Hal ini terjadi karena Alkitab merupakan dan berisi firman Allah. Dalam bukunya
Bagaimana Jika Alkitab Tidak Pernah
Ditulis, James Kennedy memberikan kesaksian yang sangat bagus mengenai
betapa Alkitab memberikan pengaruh di dalam diri seseorang sehingga dapat
menuntun pada konversi (pertobatan) dan mengarahkan pada cara hidup,
nilai-nilai (values) dan tindakan
yang benar. Dikatakannya, Alkitab adalah sebuah buku yang telah mengilhami
ribuan orang diseluruh dunia, dari zaman ke zaman, dari segala macam jabatan
dan kedudukan. Hal ini telah mendudukkan Alkitab dalam supremasi sebagai buku
yang paling laku di dunia, paling banyak dibaca dan paling banyak diproduksi
serta diterjemahkan dalam berbagai bahasa di dunia.[3]
Diantara
sekian banyak pembicaraan mengenai Alkitab, makalah ini membahas dua issue penting tentang Alkitab yang
ditinjau secara singkat yakni tentang proses kanoninik dan inerrancy.
B.
Struktur
dan Terjemahan Alkitab
Berdasarkan
isinya, Alkitab terdiri dari dua kumpulan kitab yakni Perjanjian Lama (Old Testament) dan Perjanjian Baru (New Testament) yang kesemuanya terdiri
dari enam puluh enam kitab. Kitab PL terdiri atau tersusun dari 39 kitab
sedangkan di Perjanjian Baru terdiri atau tersusun dari 27 kitab. Susunan
buku-buku inilah yang menjadi satu kesatuan dan disebut sebagai Alkitab.
Kitab PL
dikenal juga sebagai Kitab Suci Ibrani yang berisi tiga jenis sastra pokok
yakni buku-buku kisah, kitab-kitab kenabian dan sastra kebijaksanaan. Ketujuh
belas buku pertama, mulai dari Kejadian hingga Ester, sebagian besar berbentuk
kisah. Lima buku pertama, yang terdiri dari Kejadian, Keluaran, Imamat,
Bilangan dan Ulangan adalah kitab yang unik dan dikenal dengan nama Pentateukh yang ditulis oleh Musa (dan
disebut juga kitab-kitab Musa), menceritakan peristiwa keluarnya bangsa Israel
dari Mesir menuju Kanaan serta pemberian hukum-hukum Allah yang mengatur
kehidupan mereka. Bagian selanjutnya adalah kitab-kitab kenabian yang terdiri
dari Nabi-Nabi Pendahulu (Yosua, Hakim-Hakim, Samuel dan Raja-Raja), Nabi-Nabi
Kemudian (Yesaya, Yeremia dan Yehezkiel) yang disebut juga dengan Nabi-Nabi
Besar dan kemudian disusul Nabi-Nabi Kecil (dari Hosea Hingga Maleakhi).

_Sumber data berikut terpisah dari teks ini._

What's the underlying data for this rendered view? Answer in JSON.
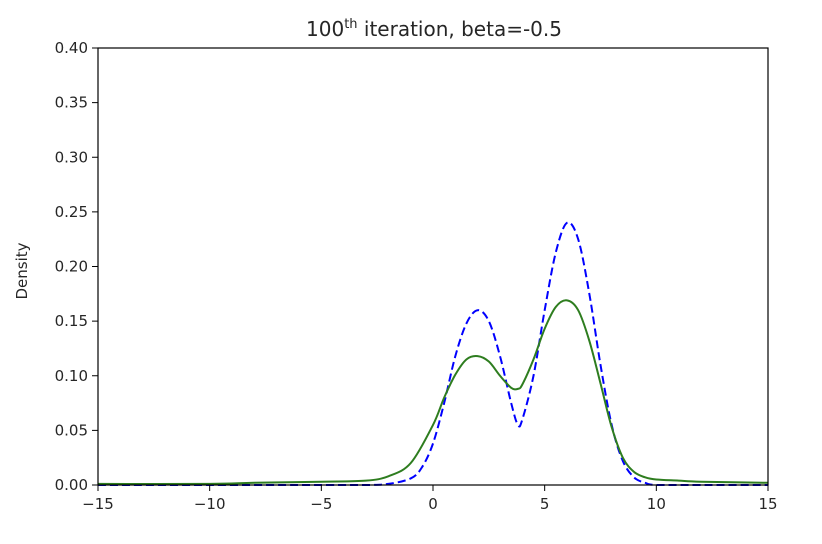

Tradisi Kristen mencakup Daniel sebagai Nabi-Nabi Kemudian. Kitab-kitab ini
memberikan informasi historis yang sangat penting tentang periode-periode yang
berbeda dalam sejarah Israel. Sedangkan bagian ketiga adalah Sastra
Kebijaksanaan yang terdiri dari Mazmur, Amsal (kata-katanya ringkas tapi
tajam), Ayub dan Tawarikh. [4] Kitab
suci PL inilah yang menjadi bahan kutipan Yesus di dalam
pengajaran-pengajaran-Nya.[5]
Perjanjian
Baru muncul belakangan. Terdiri dari keempat Injil (Matius, Markus, Lukas,
Yohanes) dan Kisah Para Rasul. Tiga Injil pertama di dalam PB sangat unik
karena saling mirip satu sama lain sehingga disebut Injil Sinoptik.[6]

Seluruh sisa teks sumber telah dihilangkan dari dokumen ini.